Summer Dawn Wallace came across “Dry Land,” a fairly obscure new-ish play by a fairly obscure young playwright, while she was looking for something her young acting students could perform as part of their studies. It was a substantial play with weighty, intelligent roles for teenagers, so it suited her educational purposes.
“But then, Wallace said, “I couldn’t stop thinking about it.”
Wallace is one of the two artistic directors of Sarasota’s Urbanite Theatre. She showed the script to the other artistic director, Brendan Ragan.
“Brendan read the play and he said ‘My god, this makes me uncomfortable,’ ” Wallace said.
They agreed that “Dry Land” caused the kind of discomfort that provocative theater ought to cause. They decided to make it the first show of their 2016-17 season. It opens Friday.
This will be the regional premiere of “Dry Land,” which has had a few scattered productions, including ones in Chicago, New York and Great Britain. The playwright is Ruby Rae Spiegel, who was a 21-year-old college student when “Dry Land” had its first production in 2014.
It takes place in the girls’ locker room of a Florida high school, and the two main characters are high school swimmers named Amy and Ester. When we meet them, Amy is pregnant. The father is a boy she is no longer dating.
It’s been commonly called a play about abortion, but Wallace, who’s directing the Urbanite staging, said it’s much more than that.
“The play explores the triumphs and challenges of young women as they move from being children to teenagers and into young adults,” she said.
Friendships, body image, menstruation, dating and school all figure into it.
It speaks to girls and young women, Wallace said, but it’s not a juvenile show.
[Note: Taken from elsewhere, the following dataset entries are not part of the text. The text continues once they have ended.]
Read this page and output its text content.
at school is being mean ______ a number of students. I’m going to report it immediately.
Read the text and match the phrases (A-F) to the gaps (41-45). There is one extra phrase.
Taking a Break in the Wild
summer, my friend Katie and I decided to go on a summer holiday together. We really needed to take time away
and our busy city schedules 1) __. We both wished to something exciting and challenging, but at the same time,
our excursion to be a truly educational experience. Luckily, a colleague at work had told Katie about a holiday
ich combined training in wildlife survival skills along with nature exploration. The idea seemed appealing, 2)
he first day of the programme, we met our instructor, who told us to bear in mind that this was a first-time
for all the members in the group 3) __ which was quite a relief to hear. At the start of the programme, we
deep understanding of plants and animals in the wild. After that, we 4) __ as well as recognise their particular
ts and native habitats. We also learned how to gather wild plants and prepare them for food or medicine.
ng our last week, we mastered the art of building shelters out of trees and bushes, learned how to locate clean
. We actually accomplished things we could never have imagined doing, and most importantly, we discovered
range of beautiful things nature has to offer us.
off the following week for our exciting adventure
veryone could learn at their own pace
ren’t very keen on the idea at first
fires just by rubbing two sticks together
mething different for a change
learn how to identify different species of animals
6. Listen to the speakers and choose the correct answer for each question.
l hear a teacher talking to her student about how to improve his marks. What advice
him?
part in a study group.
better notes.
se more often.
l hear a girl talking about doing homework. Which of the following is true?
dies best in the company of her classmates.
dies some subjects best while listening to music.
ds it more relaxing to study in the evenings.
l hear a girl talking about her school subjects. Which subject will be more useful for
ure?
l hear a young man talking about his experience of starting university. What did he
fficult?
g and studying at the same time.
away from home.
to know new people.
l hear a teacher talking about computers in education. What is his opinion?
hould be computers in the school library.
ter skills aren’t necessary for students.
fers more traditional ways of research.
It’s sophisticated theater that will appeal to anyone — male or female, teen or adult — who appreciates intelligent, challenging drama.
It’s also not as ponderous as it may seem.
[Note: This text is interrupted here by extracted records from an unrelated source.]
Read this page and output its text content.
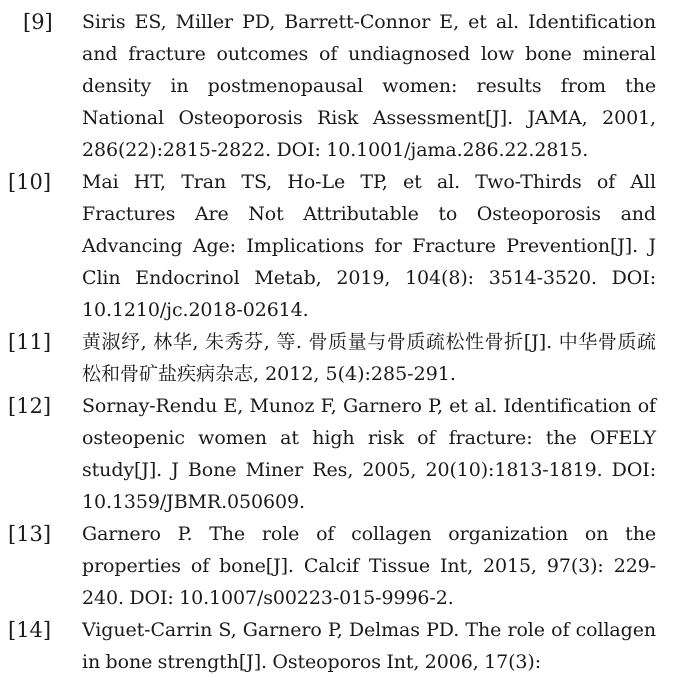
[9]	Siris ES, Miller PD, Barrett-Connor E, et al. Identification and fracture outcomes of undiagnosed low bone mineral density in postmenopausal women: results from the National Osteoporosis Risk Assessment[J]. JAMA, 2001, 286(22):2815-2822. DOI: 10.1001/jama.286.22.2815.
[10]	Mai HT, Tran TS, Ho-Le TP, et al. Two-Thirds of All Fractures Are Not Attributable to Osteoporosis and Advancing Age: Implications for Fracture Prevention[J]. J Clin Endocrinol Metab, 2019, 104(8): 3514-3520. DOI: 10.1210/jc.2018-02614.
[11]	黄淑纾, 林华, 朱秀芬, 等. 骨质量与骨质疏松性骨折[J]. 中华骨质疏松和骨矿盐疾病杂志, 2012, 5(4):285-291.
[12]	Sornay-Rendu E, Munoz F, Garnero P, et al. Identification of osteopenic women at high risk of fracture: the OFELY study[J]. J Bone Miner Res, 2005, 20(10):1813-1819. DOI: 10.1359/JBMR.050609.
[13]	Garnero P. The role of collagen organization on the properties of bone[J]. Calcif Tissue Int, 2015, 97(3): 229-240. DOI: 10.1007/s00223-015-9996-2.
[14]	Viguet-Carrin S, Garnero P, Delmas PD. The role of collagen in bone strength[J]. Osteoporos Int, 2006, 17(3):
“It’s very funny,” she said “It’s very touching. And it’s very disturbing.”
So disturbing, in fact, that a review of the New York production spoke of one scene that’s “almost unbearable to watch.” But the review was ebullient in its praise of Spiegel’s play, and its assessment of that scene spoke more to its power than to its distastefulness.
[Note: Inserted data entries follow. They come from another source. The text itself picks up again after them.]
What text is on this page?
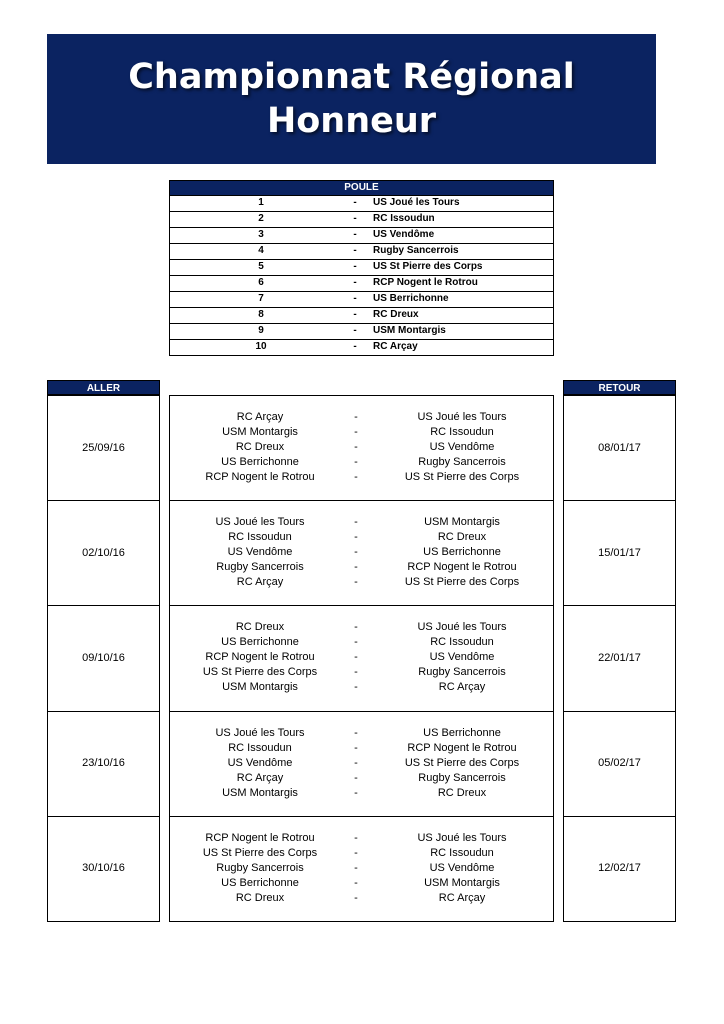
Championnat Régional
Honneur
POULE
1	-	US Joué les Tours
2	-	RC Issoudun
3	-	US Vendôme
4	-	Rugby Sancerrois
5	-	US St Pierre des Corps
6	-	RCP Nogent le Rotrou
7	-	US Berrichonne
8	-	RC Dreux
9	-	USM Montargis
10	-	RC Arçay
ALLER	RETOUR
25/09/16	08/01/17
RC Arçay	-	US Joué les Tours
USM Montargis	-	RC Issoudun
RC Dreux	-	US Vendôme
US Berrichonne	-	Rugby Sancerrois
RCP Nogent le Rotrou	-	US St Pierre des Corps
02/10/16	15/01/17
US Joué les Tours	-	USM Montargis
RC Issoudun	-	RC Dreux
US Vendôme	-	US Berrichonne
Rugby Sancerrois	-	RCP Nogent le Rotrou
RC Arçay	-	US St Pierre des Corps
09/10/16	22/01/17
RC Dreux	-	US Joué les Tours
US Berrichonne	-	RC Issoudun
RCP Nogent le Rotrou	-	US Vendôme
US St Pierre des Corps	-	Rugby Sancerrois
USM Montargis	-	RC Arçay
23/10/16	05/02/17
US Joué les Tours	-	US Berrichonne
RC Issoudun	-	RCP Nogent le Rotrou
US Vendôme	-	US St Pierre des Corps
RC Arçay	-	Rugby Sancerrois
USM Montargis	-	RC Dreux
30/10/16	12/02/17
RCP Nogent le Rotrou	-	US Joué les Tours
US St Pierre des Corps	-	RC Issoudun
Rugby Sancerrois	-	US Vendôme
US Berrichonne	-	USM Montargis
RC Dreux	-	RC Arçay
One potential problem with staging “Dry Land,” Wallace said, was finding teenage actors who were capable of handling the complexity of emotion that the lead roles require. She found them in Ellie McCaw (Amy), who was so good in Urbanite’s “Freak,” and Jordan Boyer (Ester). Besides helping to bring life and legitimacy to Spiegel’s realistically contemporary teenager dialogue, Wallace said they have intelligence and acting skills to master the roles.
“I trust them as actors,” she said. “I ask a lot of them and they’re giving it to me.”